Printers Tab Reference (Endpoint Client)
Printers Tab
When you open the ScrewDrivers Endpoint Client app, the Printers tab is the first thing you'll see. This is your control center for managing which printers are available in your remote sessions and how they behave.
The tab shows you all the printers available on your client workstation - both locally attached printers and network printers that are turned on for remote use. They're arranged in priority order, which determines how many printers get built on the server when you start a session. Higher priority printers get built first, which is especially important if your administrator has set a limit on the total number of printers per session.
| Your ScrewDrivers administrator sets the base printer priority. If you're expecting a printer to be available (including your default printer) and it doesn't show up in your session, contact your system administrator - they can help sort it out. |
Managing Printer Priority
You've got control over which printers get priority in your sessions. To change a printer's priority, simply click and drag it to a new position in the list. You can also turn printers on or off regardless of their priority - when a printer is turned on, the Session Agent makes it available to you once you log into your remote session.
Printer-Specific Settings
Each printer on the Printers tab can have its own specialized settings. Select a printer to see and adjust these options based on your needs.
Print Job Settings
Two key options control how your print jobs are handled:
Display Second Print Dialog: By default, you won't see the Client Print Spooler dialog box when you print. But if you turn this option on, you'll get an additional dialog when your print job starts spooling. This is where you can access advanced printing functions like stapling, booklet printing, and hole punching - really useful if you're working with a sophisticated printer that supports these features.
Output Separator Page: When enabled, this adds a cover page to your print job with details like your username and job information. It's helpful in busy print environments where you need to identify your documents quickly.
Print Job Rendering Options
These advanced options help you work around printing issues related to fonts, scaling, or graphics. You'll typically only need these if you're experiencing problems with print output.

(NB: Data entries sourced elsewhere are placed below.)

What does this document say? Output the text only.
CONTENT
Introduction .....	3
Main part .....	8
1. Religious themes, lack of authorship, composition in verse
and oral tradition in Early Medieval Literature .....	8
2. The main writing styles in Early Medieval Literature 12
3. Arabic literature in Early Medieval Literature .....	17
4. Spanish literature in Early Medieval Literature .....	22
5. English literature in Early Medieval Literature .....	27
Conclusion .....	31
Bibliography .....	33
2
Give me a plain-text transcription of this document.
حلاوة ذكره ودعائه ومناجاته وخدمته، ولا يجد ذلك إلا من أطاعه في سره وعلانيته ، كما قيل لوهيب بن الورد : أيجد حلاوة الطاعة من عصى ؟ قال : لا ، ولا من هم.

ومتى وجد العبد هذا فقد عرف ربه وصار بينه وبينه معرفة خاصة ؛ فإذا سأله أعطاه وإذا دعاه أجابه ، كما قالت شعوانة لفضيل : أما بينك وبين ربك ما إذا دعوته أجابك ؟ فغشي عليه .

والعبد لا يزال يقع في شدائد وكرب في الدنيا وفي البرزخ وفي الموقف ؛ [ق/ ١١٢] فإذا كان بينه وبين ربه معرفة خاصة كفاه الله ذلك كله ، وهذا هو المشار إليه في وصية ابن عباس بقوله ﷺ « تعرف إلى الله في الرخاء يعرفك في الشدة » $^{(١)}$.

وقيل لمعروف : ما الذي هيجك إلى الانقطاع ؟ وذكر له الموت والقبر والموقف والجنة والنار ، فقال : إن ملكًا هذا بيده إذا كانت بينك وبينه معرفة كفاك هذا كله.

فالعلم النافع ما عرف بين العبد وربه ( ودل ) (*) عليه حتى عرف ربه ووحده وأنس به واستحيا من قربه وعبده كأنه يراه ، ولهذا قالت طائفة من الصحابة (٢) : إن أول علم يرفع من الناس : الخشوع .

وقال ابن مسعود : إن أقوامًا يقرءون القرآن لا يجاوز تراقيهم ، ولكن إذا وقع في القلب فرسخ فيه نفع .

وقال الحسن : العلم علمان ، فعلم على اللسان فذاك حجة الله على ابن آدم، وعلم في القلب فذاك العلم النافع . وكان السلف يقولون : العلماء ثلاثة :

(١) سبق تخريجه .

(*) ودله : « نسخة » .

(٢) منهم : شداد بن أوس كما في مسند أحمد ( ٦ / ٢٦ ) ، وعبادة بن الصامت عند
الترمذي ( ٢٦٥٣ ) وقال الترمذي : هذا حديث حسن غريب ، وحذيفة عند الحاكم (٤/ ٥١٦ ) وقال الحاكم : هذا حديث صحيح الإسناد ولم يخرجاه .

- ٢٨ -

Print-As-Image: This converts each page of your print job to a BMP image, which can solve font and layout problems. However, there's a trade-off - uncompressed images use significant bandwidth. If you enable this option, be thoughtful about DPI settings. Each time you double the DPI, you're sending four times as much data. Generally, 300 DPI provides excellent results without excessive bandwidth use.
Font Embedding: This feature ensures that fonts display correctly even when they're not installed on your client. You've got three modes to choose from:
- Embed All Fonts (the default): When fonts aren't available on your client, ScrewDrivers sends temporary copies with the print job, then removes them afterward. This keeps your print jobs looking right without permanently installing fonts.
- Pre-Render Embedded: Missing fonts get sent as images and integrated back into the job file. This works well when you've got just a few problematic fonts.
- Pre-Render All: Every font gets sent as an image, whether it's on your client or not. You'd typically only use this option when Tricerat support recommends it - it's designed for situations where your client's fonts are unreliable or there are mismatches between the Session Agent and your client.
Max Color Quality: By default, images render in High (TrueColor) at 24-bit. You can step down to Medium (16-bit), Low (8-bit), or Monochrome (1-bit) to reduce file size. The difference between 24-bit and 16-bit is barely noticeable, but as you go lower, you'll see more impact on image quality. It's all about finding the right balance for your needs.
Compress Images: This applies lossy compression to images in your documents, shrinking the spool size at the cost of some image quality. It's a good option when you're printing over limited bandwidth and image perfection isn't critical.
Minimize Spool: This is turned on by default and works by breaking large images into smaller chunks. It lets data stream to the printer faster and allows the printer to discard image data as it's rendered, which reduces memory usage. You'll generally want to leave this enabled.
Force Grayscale: When you turn this on, all images convert to 8-bit grayscale, which reduces file size. It's perfect for situations where you don't need color output.